Heineken consolidates the market – Comment
Malt beverages are a huge success in Nigeria. There are already more than 14 brands in the market. These include Malta Guinness, Maltina , Amstel (NB),Vitamalt, Maltex, Nasmalt, Hi-Malt (Consolidated), and Maltonic (Sona), it was reported. Nevertheless, Heineken was not interested in buying yet another malt beverage brand. Heineken’s aim was to take the brewery off the market, people familiar with the situation say.
Nigeria is dotted with breweries that are lying dormant or that are struggling following the collapse of its beer market in the late 1980s.
This fact France’s Pierre Castel sought to use to his advantage after he had bought the International Brewery in Ilesha from Germany’s Warsteiner brewery last year.
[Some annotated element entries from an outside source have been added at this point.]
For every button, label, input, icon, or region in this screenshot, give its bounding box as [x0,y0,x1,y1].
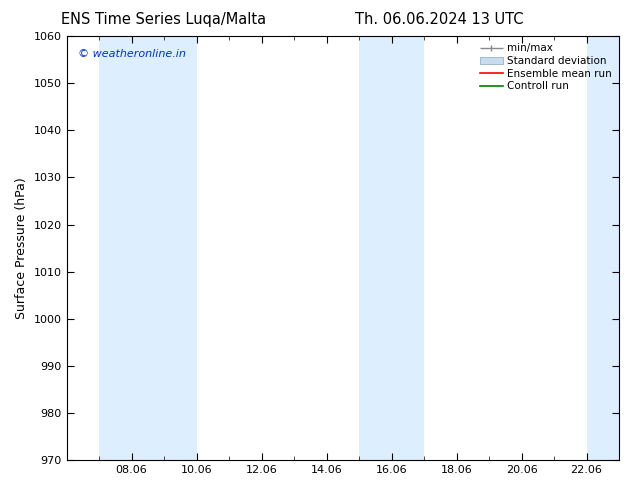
Bar [359,36,424,460]
Bar [99,36,197,460]
Legend: min/max, Standard deviation, Ensemble mean run, Controll run: min/max, Standard deviation, Ensemble me… [476,39,616,96]
Y-axis label: Surface Pressure (hPa): Surface Pressure (hPa) [15,177,28,319]
Bar [586,36,619,460]
Text: ENS Time Series Luqa/Malta: ENS Time Series Luqa/Malta [61,12,266,27]
Text: Th. 06.06.2024 13 UTC: Th. 06.06.2024 13 UTC [355,12,524,27]
Text: © weatheronline.in: © weatheronline.in [77,49,186,59]
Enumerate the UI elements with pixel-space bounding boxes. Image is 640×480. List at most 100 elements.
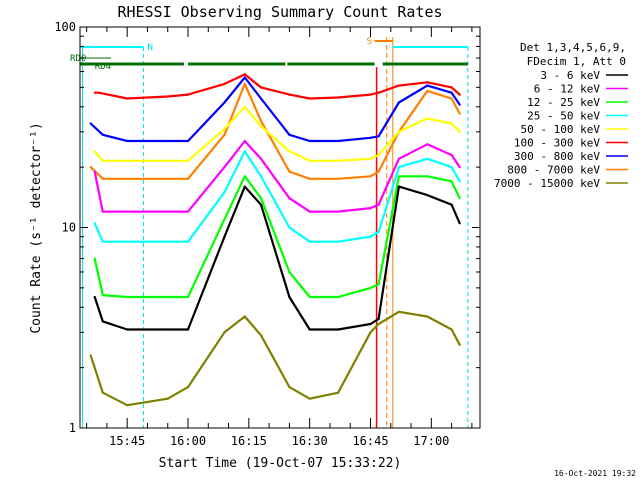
series-point [243, 175, 246, 178]
series-point [458, 112, 461, 115]
series-point [397, 185, 400, 188]
legend-label: 6 - 12 keV [534, 83, 601, 96]
series-point [450, 86, 453, 89]
series-point [223, 218, 226, 221]
series-point [426, 81, 429, 84]
series-point [93, 257, 96, 260]
series-point [101, 177, 104, 180]
series-point [186, 177, 190, 180]
series-point [337, 240, 340, 243]
series-point [337, 159, 340, 162]
series-point [450, 97, 453, 100]
legend-label: 300 - 800 keV [514, 150, 600, 163]
axes: 1 10 100 15:45 16:00 16:15 16:30 16:45 17:00 [54, 20, 481, 448]
series-point [369, 157, 372, 160]
series-point [126, 139, 129, 143]
series-point [369, 331, 372, 334]
x-tick-label: 16:15 [231, 434, 267, 448]
series-point [450, 122, 453, 125]
legend-label: 100 - 300 keV [514, 137, 600, 150]
series-point [369, 207, 372, 210]
series-point [126, 97, 129, 100]
series-point [166, 295, 169, 299]
series-point [426, 175, 429, 178]
series-point [223, 127, 226, 131]
series-point [308, 328, 311, 331]
series-point [186, 295, 190, 299]
series-point [377, 170, 380, 173]
series-point [186, 159, 190, 162]
series-point [450, 153, 453, 157]
series-point [126, 404, 129, 407]
series-point [166, 177, 169, 180]
legend-header-line-1: Det 1,3,4,5,6,9, [520, 41, 626, 54]
series-point [458, 166, 461, 169]
flag-label-rd4: RD4 [95, 62, 111, 72]
series-point [93, 295, 96, 299]
series-point [337, 139, 340, 143]
series-point [426, 157, 429, 160]
series-point [337, 210, 340, 213]
series-point [450, 328, 453, 331]
x-tick-label: 16:00 [170, 434, 206, 448]
series-point [101, 210, 104, 213]
chart-title: RHESSI Observing Summary Count Rates [117, 3, 442, 21]
series-point [397, 310, 400, 313]
series-point [223, 331, 226, 334]
series-point [337, 177, 340, 180]
series-point [308, 97, 311, 100]
series-point [126, 328, 129, 331]
series-point [89, 354, 92, 357]
series-point [101, 391, 104, 394]
legend-label: 50 - 100 keV [521, 123, 601, 136]
series-point [166, 210, 169, 213]
series-point [288, 386, 291, 389]
series-point [243, 185, 246, 188]
series-point [243, 315, 246, 318]
flag-label-s: S [366, 37, 371, 47]
series-point [288, 197, 291, 200]
series-point [369, 322, 372, 326]
series-point [259, 119, 263, 122]
y-axis-label: Count Rate (s⁻¹ detector⁻¹) [29, 122, 44, 333]
series-point [426, 315, 429, 318]
series-point [89, 122, 92, 125]
series-point [288, 93, 291, 96]
series-point [377, 135, 380, 138]
series-point [288, 170, 291, 173]
series-point [93, 170, 96, 173]
series-point [458, 130, 461, 133]
series-point [166, 95, 169, 98]
legend-label: 25 - 50 keV [527, 110, 600, 123]
series-point [337, 295, 340, 299]
legend-header-line-2: FDecim 1, Att 0 [527, 55, 626, 68]
series-point [243, 139, 246, 143]
series-point [377, 153, 380, 157]
series-point [259, 175, 263, 178]
series-point [397, 175, 400, 178]
x-axis-label: Start Time (19-Oct-07 15:33:22) [159, 456, 402, 471]
series-point [369, 286, 372, 289]
series-point [397, 130, 400, 133]
series-point [101, 294, 104, 297]
series-point [166, 397, 169, 400]
series-point [101, 240, 104, 243]
series-point [426, 84, 429, 87]
series-point [426, 117, 429, 120]
legend-label: 7000 - 15000 keV [494, 177, 600, 190]
series-point [337, 391, 340, 394]
series-point [458, 103, 461, 106]
series-point [377, 203, 380, 206]
series-point [397, 84, 400, 87]
series-point [259, 334, 263, 337]
series-point [243, 76, 246, 79]
series-point [186, 240, 190, 243]
series-point [93, 150, 96, 153]
series-point [426, 194, 429, 197]
series-point [426, 89, 429, 92]
series-point [308, 240, 311, 243]
series-point [223, 166, 226, 169]
series-point [166, 139, 169, 143]
series-point [259, 97, 263, 100]
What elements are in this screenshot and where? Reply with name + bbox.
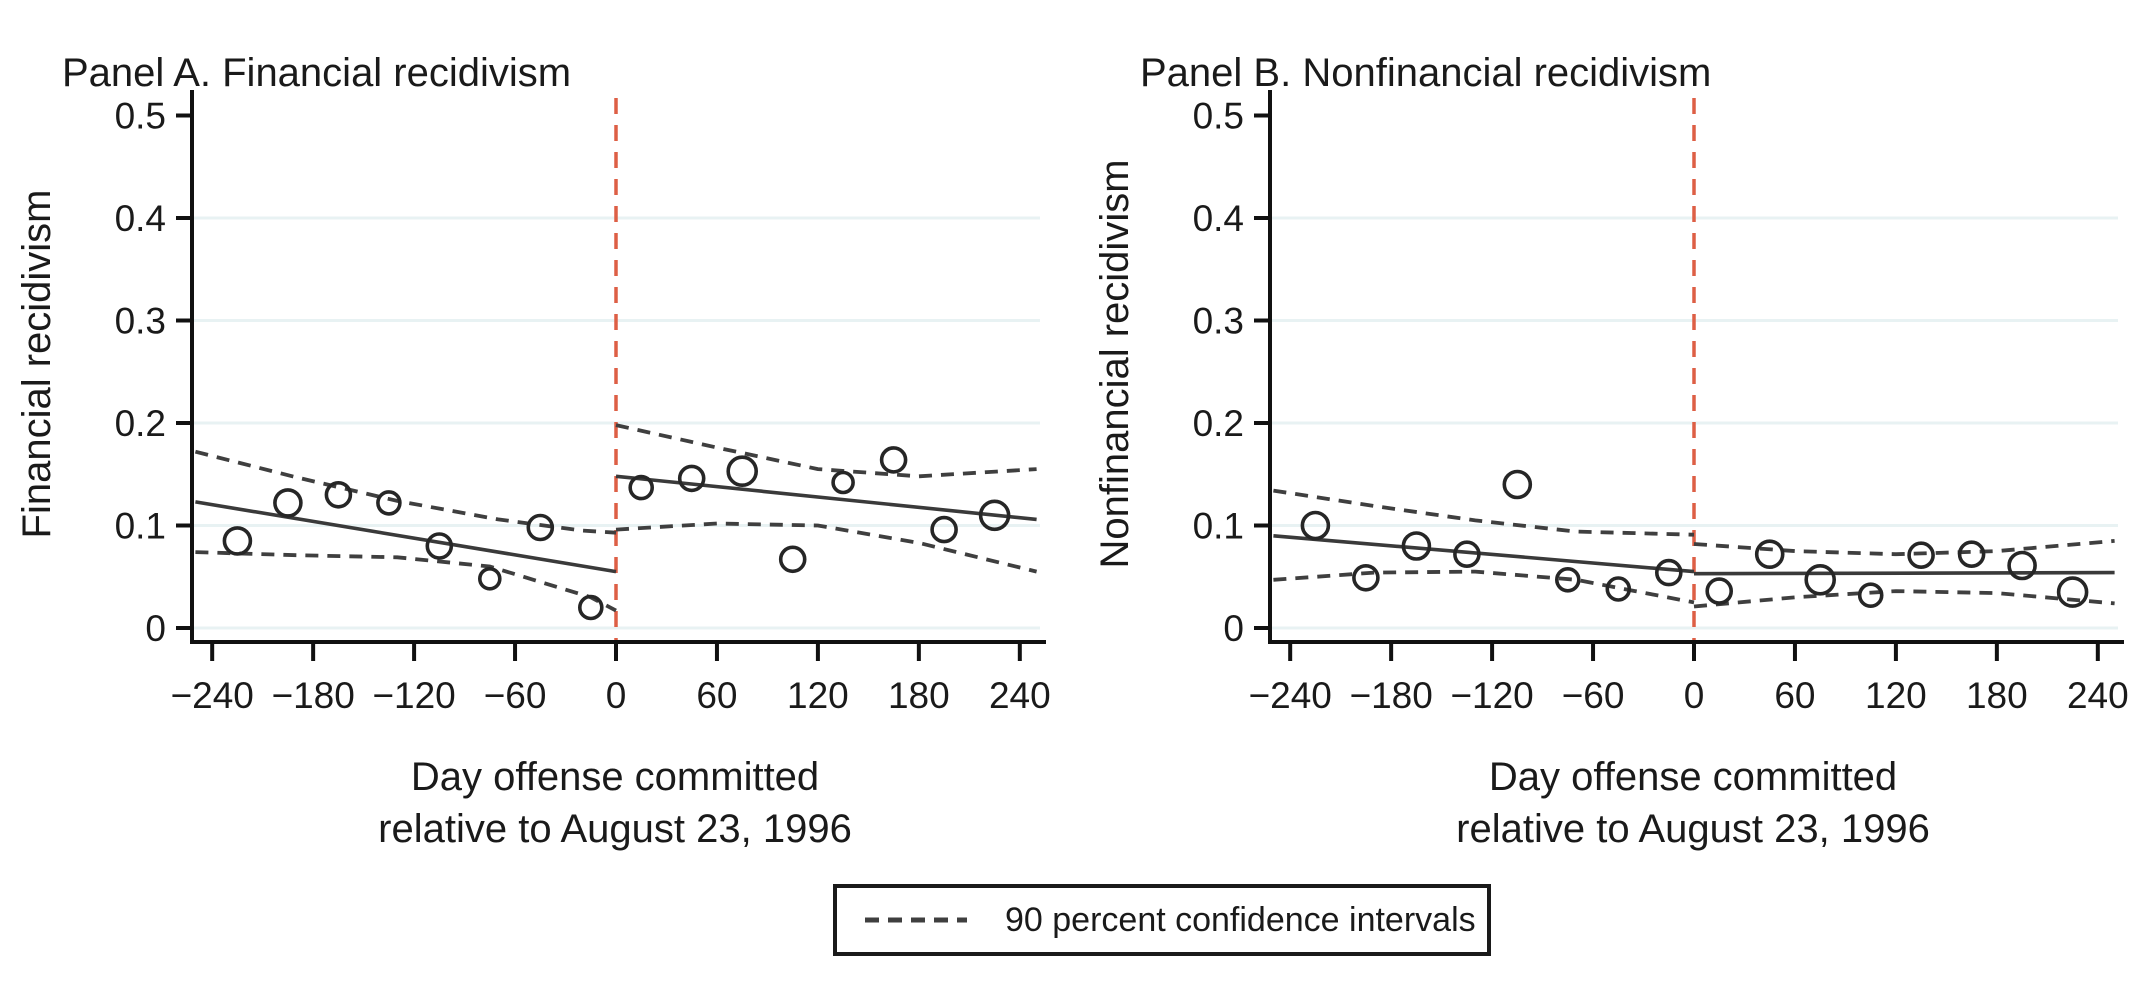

In order to grow market share rapidly, he set his eyes on the Maltex brewery especially after SABMiller had made their entry into Nigeria by acquiring a stake in Pabod Breweries.
Heineken was quick to notice the danger arising from the emergence of two new competitors and took the opportunity to strike a deal with Maltex through its subsidiary Consolidated Breweries. Although Heineken would not say how much it paid for Maltex, people close to the action say that Heineken must have forked out a premium as Maltex’s brewery compound is fairly large and could be used for the brewery’s expansion.
Maltex’s contract with Guinness, Heineken’s direct competitor in Nigeria, does not seem to pose any problems as Heineken does not have products in the RTD category itself.
Consolidated Breweries has two breweries, one in Ijebu Ode (about 120 km from Lagos) and in Awo Amama near Onitsha and their flagship beer is “33”. Both breweries have an estimated output of 800,000 hl per year.
Heineken operates in Nigeria through controlling stakes in Nigerian Breweries and Consolidated Breweries, and enjoys a market share of 67 percent. The two groups produced 9.8 million hl beer in 2008, Heineken reports.
Nigeria’s beer market in 2008 saw double-digit growth to over 15 million hl.